Oregon Democratic Reps. Earl Blumenauer and Peter DeFazio want the Biden administration to rethink its stance on employing people who have used cannabis.
Last week, the White House confirmed five staff members had lost their jobs because of prior marijuana use. Several others are working from home while their cannabis history is investigated.
Now, Blumenauer and DeFazio have joined 28 members of the U.S. House in calling on the president to reserve that decision.
In a letter sent Thursday, the House members asked the administration to clarify White House policies on cannabis use, and to stop using previous mairjuana use as a disqualifying factor for potential employees.
They noted in the letter that cannabis is now legal in some form in 36 states. They also cited surveys showing that more than 50% of American adults say they have used cannabis at some point in their lives.

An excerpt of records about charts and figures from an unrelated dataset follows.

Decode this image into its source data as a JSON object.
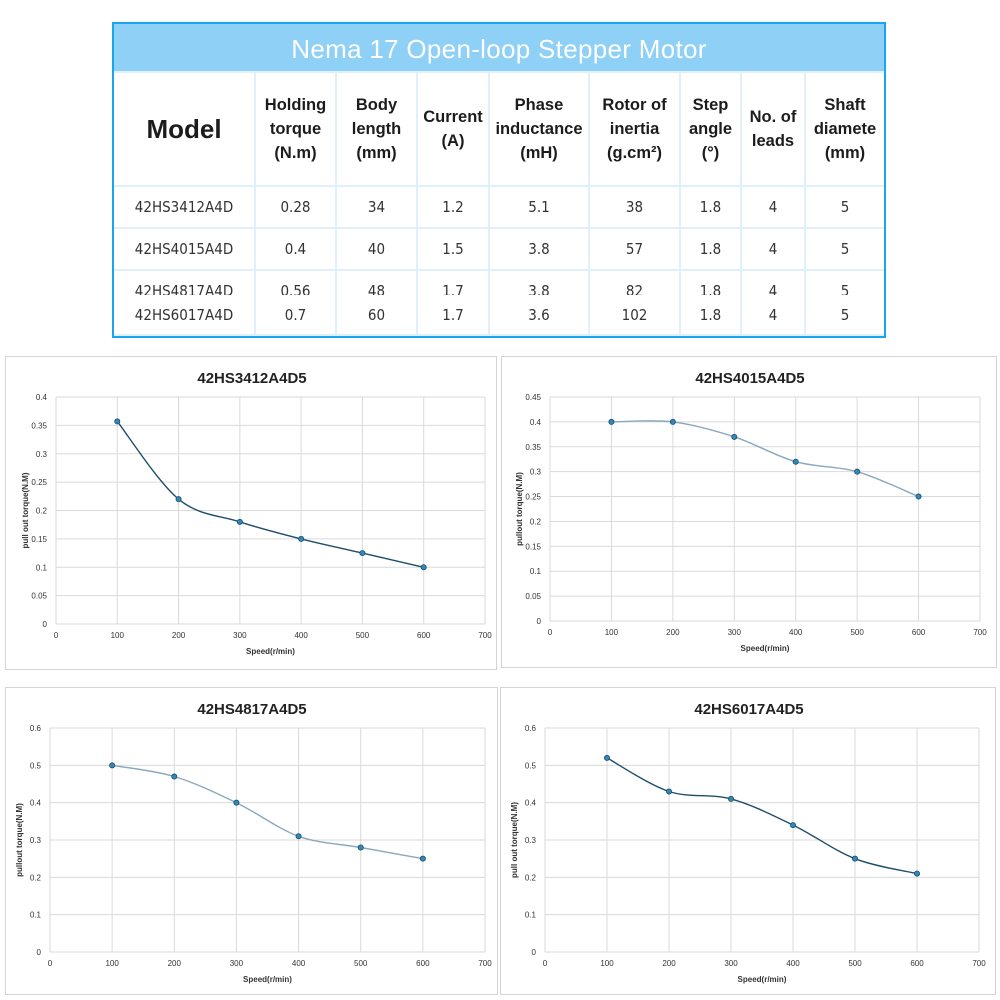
{
  "spec_table": {
    "title": "Nema 17 Open-loop Stepper Motor",
    "headers": [
      "Model",
      "Holding\ntorque\n(N.m)",
      "Body\nlength\n(mm)",
      "Current\n(A)",
      "Phase\ninductance\n(mH)",
      "Rotor of\ninertia\n(g.cm²)",
      "Step\nangle\n(°)",
      "No. of\nleads",
      "Shaft\ndiamete\n(mm)"
    ],
    "rows": [
      [
        "42HS3412A4D",
        "0.28",
        "34",
        "1.2",
        "5.1",
        "38",
        "1.8",
        "4",
        "5"
      ],
      [
        "42HS4015A4D",
        "0.4",
        "40",
        "1.5",
        "3.8",
        "57",
        "1.8",
        "4",
        "5"
      ],
      [
        "42HS4817A4D",
        "0.56",
        "48",
        "1.7",
        "3.8",
        "82",
        "1.8",
        "4",
        "5"
      ],
      [
        "42HS6017A4D",
        "0.7",
        "60",
        "1.7",
        "3.6",
        "102",
        "1.8",
        "4",
        "5"
      ]
    ],
    "colors": {
      "border": "#1aa6ef",
      "title_bg": "#8fd0f7",
      "grid": "#dff0fb"
    }
  },
  "chart_data": [
    {
      "type": "line",
      "title": "42HS3412A4D5",
      "xlabel": "Speed(r/min)",
      "ylabel": "pull out torque(N.M)",
      "x": [
        100,
        200,
        300,
        400,
        500,
        600
      ],
      "series": [
        {
          "values": [
            0.357,
            0.22,
            0.18,
            0.15,
            0.125,
            0.1
          ]
        }
      ],
      "xlim": [
        0,
        700
      ],
      "ylim": [
        0,
        0.4
      ],
      "xticks": [
        "0",
        "100",
        "200",
        "300",
        "400",
        "500",
        "600",
        "700"
      ],
      "yticks": [
        "0",
        "0.05",
        "0.1",
        "0.15",
        "0.2",
        "0.25",
        "0.3",
        "0.35",
        "0.4"
      ],
      "grid": true,
      "line_color": "#1f4e6b"
    },
    {
      "type": "line",
      "title": "42HS4015A4D5",
      "xlabel": "Speed(r/min)",
      "ylabel": "pullout torque(N.M)",
      "x": [
        100,
        200,
        300,
        400,
        500,
        600
      ],
      "series": [
        {
          "values": [
            0.4,
            0.4,
            0.37,
            0.32,
            0.3,
            0.25
          ]
        }
      ],
      "xlim": [
        0,
        700
      ],
      "ylim": [
        0,
        0.45
      ],
      "xticks": [
        "0",
        "100",
        "200",
        "300",
        "400",
        "500",
        "600",
        "700"
      ],
      "yticks": [
        "0",
        "0.05",
        "0.1",
        "0.15",
        "0.2",
        "0.25",
        "0.3",
        "0.35",
        "0.4",
        "0.45"
      ],
      "grid": true,
      "line_color": "#8aa8bd"
    },
    {
      "type": "line",
      "title": "42HS4817A4D5",
      "xlabel": "Speed(r/min)",
      "ylabel": "pullout torque(N.M)",
      "x": [
        100,
        200,
        300,
        400,
        500,
        600
      ],
      "series": [
        {
          "values": [
            0.5,
            0.47,
            0.4,
            0.31,
            0.28,
            0.25
          ]
        }
      ],
      "xlim": [
        0,
        700
      ],
      "ylim": [
        0,
        0.6
      ],
      "xticks": [
        "0",
        "100",
        "200",
        "300",
        "400",
        "500",
        "600",
        "700"
      ],
      "yticks": [
        "0",
        "0.1",
        "0.2",
        "0.3",
        "0.4",
        "0.5",
        "0.6"
      ],
      "grid": true,
      "line_color": "#8aa8bd"
    },
    {
      "type": "line",
      "title": "42HS6017A4D5",
      "xlabel": "Speed(r/min)",
      "ylabel": "pull out torque(N.M)",
      "x": [
        100,
        200,
        300,
        400,
        500,
        600
      ],
      "series": [
        {
          "values": [
            0.52,
            0.43,
            0.41,
            0.34,
            0.25,
            0.21
          ]
        }
      ],
      "xlim": [
        0,
        700
      ],
      "ylim": [
        0,
        0.6
      ],
      "xticks": [
        "0",
        "100",
        "200",
        "300",
        "400",
        "500",
        "600",
        "700"
      ],
      "yticks": [
        "0",
        "0.1",
        "0.2",
        "0.3",
        "0.4",
        "0.5",
        "0.6"
      ],
      "grid": true,
      "line_color": "#1f4e6b"
    }
  ]
}
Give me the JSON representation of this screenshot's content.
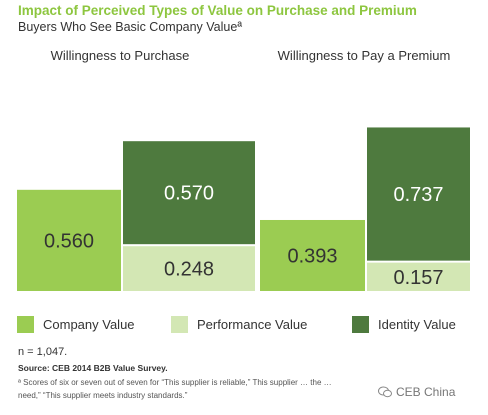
{
  "chart_data": {
    "type": "bar",
    "stacked": true,
    "title": "Impact of Perceived Types of Value on Purchase and Premium",
    "subtitle": "Buyers Who See Basic Company Valueª",
    "panels": [
      {
        "title": "Willingness to Purchase",
        "segments": [
          {
            "series": "Company Value",
            "value": 0.56,
            "label": "0.560"
          },
          {
            "series": "Performance Value",
            "value": 0.248,
            "label": "0.248"
          },
          {
            "series": "Identity Value",
            "value": 0.57,
            "label": "0.570"
          }
        ]
      },
      {
        "title": "Willingness to Pay a Premium",
        "segments": [
          {
            "series": "Company Value",
            "value": 0.393,
            "label": "0.393"
          },
          {
            "series": "Performance Value",
            "value": 0.157,
            "label": "0.157"
          },
          {
            "series": "Identity Value",
            "value": 0.737,
            "label": "0.737"
          }
        ]
      }
    ],
    "legend": [
      {
        "name": "Company Value",
        "color": "#9bcc52"
      },
      {
        "name": "Performance Value",
        "color": "#d3e7b4"
      },
      {
        "name": "Identity Value",
        "color": "#4e7a3e"
      }
    ],
    "legend_placement": "bottom",
    "grid": false
  },
  "colors": {
    "title": "#8dc63f",
    "company": "#9bcc52",
    "performance": "#d3e7b4",
    "identity": "#4e7a3e"
  },
  "footnotes": {
    "n": "n = 1,047.",
    "source": "Source: CEB 2014 B2B Value Survey.",
    "note_line1": "ª Scores of six or seven out of seven for “This supplier is reliable,” This supplier … the … need,”",
    "note_line2": "need,” “This supplier meets industry standards.”"
  },
  "watermark": {
    "icon": "wechat-icon",
    "text": "CEB China"
  }
}
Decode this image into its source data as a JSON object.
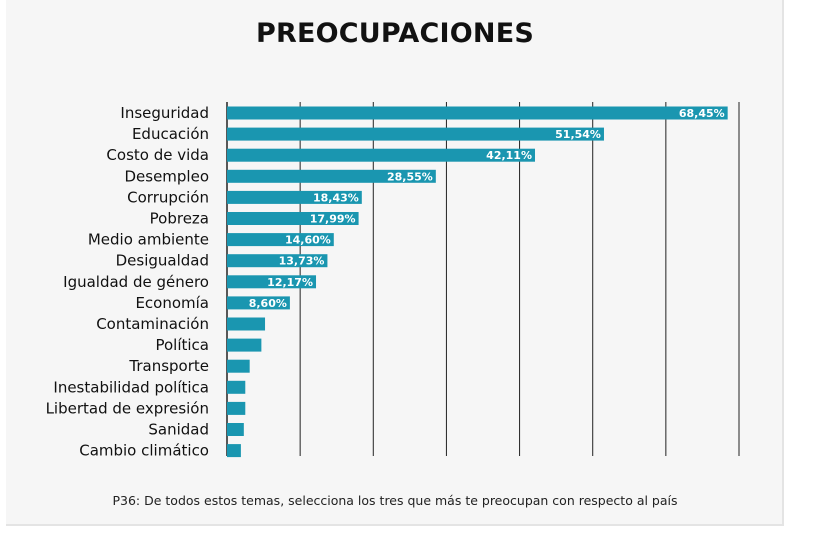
{
  "chart_data": {
    "type": "bar",
    "orientation": "horizontal",
    "title": "PREOCUPACIONES",
    "categories": [
      "Inseguridad",
      "Educación",
      "Costo de vida",
      "Desempleo",
      "Corrupción",
      "Pobreza",
      "Medio ambiente",
      "Desigualdad",
      "Igualdad de género",
      "Economía",
      "Contaminación",
      "Política",
      "Transporte",
      "Inestabilidad política",
      "Libertad de expresión",
      "Sanidad",
      "Cambio climático"
    ],
    "values": [
      68.45,
      51.54,
      42.11,
      28.55,
      18.43,
      17.99,
      14.6,
      13.73,
      12.17,
      8.6,
      5.2,
      4.7,
      3.1,
      2.5,
      2.5,
      2.3,
      1.9
    ],
    "data_labels": [
      "68,45%",
      "51,54%",
      "42,11%",
      "28,55%",
      "18,43%",
      "17,99%",
      "14,60%",
      "13,73%",
      "12,17%",
      "8,60%",
      "",
      "",
      "",
      "",
      "",
      "",
      ""
    ],
    "xlim": [
      0,
      70
    ],
    "grid": true,
    "bar_color": "#1a96b0",
    "footnote": "P36: De todos estos temas, selecciona los tres que más te preocupan con respecto al país"
  }
}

“The existing policies have been applied in inconsistent and unfair ways,” the lawmakers wrote. “Those in the upper ranks of your administration won’t face consequences for their cannabis use, and nor should they, but the same standard should be applied across the administration. Repercussions for cannabis use have always been unequal and those with the most power have always faced the fewest consequences. We ask that you don’t allow that pattern to continue within your administration.”
Cannabis remains a Schedule 1 drug under federal law. That means federal regulators consider it to have no accepted medical use and a high potential for abuse, similar to narcotics such as heroin and LSD.
The House members who wrote the letter are part of an effort to decriminalize cannabis at the federal level; the House voted largely along party lines to do that last year. While campaigning for president last year, Biden indicated he was at least open to the idea.